Season 1 necessitated establishing the audience's connection to these characters and life on this reservation, a part of American culture few non-Natives experience on a regular basis. That means spending lots of time with the central characters.

That's what the show did: beyond the pilot and the finale, five episodes out of the eight focused on each of the main characters and their family, with Cheese's story expanded alongside that of McClarnon's rez cop and Farmer's recurring character Uncle Brownie receiving his own adventure. That left one half hour for the writers to lean into the comedy of the 'hood purely for its own sake.

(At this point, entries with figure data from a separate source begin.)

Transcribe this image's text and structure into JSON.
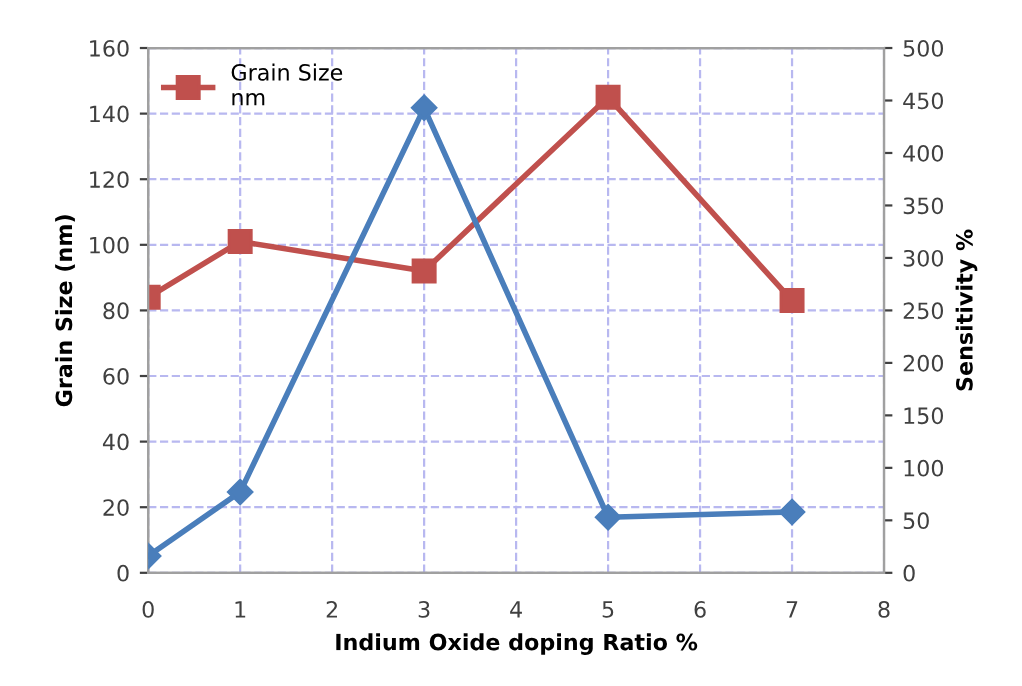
{
  "chart_data": {
    "type": "line",
    "xlabel": "Indium Oxide doping Ratio %",
    "ylabel": "Grain Size (nm)",
    "y2label": "Sensitivity %",
    "series": [
      {
        "name": "Grain Size\nnm",
        "color": "#c0504d",
        "marker": "square",
        "x": [
          0,
          1,
          3,
          5,
          7
        ],
        "values": [
          84,
          101,
          92,
          145,
          83
        ]
      },
      {
        "color": "#4a7ebb",
        "marker": "diamond",
        "axis": "y2",
        "x": [
          0,
          1,
          3,
          5,
          7
        ],
        "values": [
          16,
          77,
          443,
          53,
          58
        ]
      }
    ],
    "xlim": [
      0,
      8
    ],
    "xticks": [
      0,
      1,
      2,
      3,
      4,
      5,
      6,
      7,
      8
    ],
    "ylim": [
      0,
      160
    ],
    "yticks": [
      0,
      20,
      40,
      60,
      80,
      100,
      120,
      140,
      160
    ],
    "y2lim": [
      0,
      500
    ],
    "y2ticks": [
      0,
      50,
      100,
      150,
      200,
      250,
      300,
      350,
      400,
      450,
      500
    ],
    "grid": true,
    "legend": "top left",
    "line_style": "solid"
  }
}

Harjo planned for a 10-episode first season but the eight he was given required him to remove episodes that weren't directly involved in furthering the action, including the story of their catfish spot, one of the centers of the foursome's existence, and its owners Rob (Macon Blair) and Cleo (Handy).  He says he's excited to bring that script back next season.

"It's hard sometimes because I can't represent everyone. And, you know, we try to tell a good story," he explains. "You don't go into telling a story by saying, like, 'I'm gonna be representing Native America like it's never been represented before.' That wasn't the point. The point was just telling a real, truthful story."

He acknowledged the weight of that, along with the excitement of knowing the finale "Reservation Dogs" isn't the end of our time with Bear, Elora Danan, Willie Jack, Cheese and the wider rez community.

To make his point he returns to the realm of movie memory. "When you get to the end of 'Stand by Me,' and everyone's walking away, and the voiceover is talking about what happened to everyone, and everyone is disappearing, there's beauty in that. There's sadness. That's not how this season ends. It's a finale, but it's not finished. It feels like the beginning, honestly."

The entire first season of FX on Hulu's "Reservation Dogs" is currently streaming on Hulu.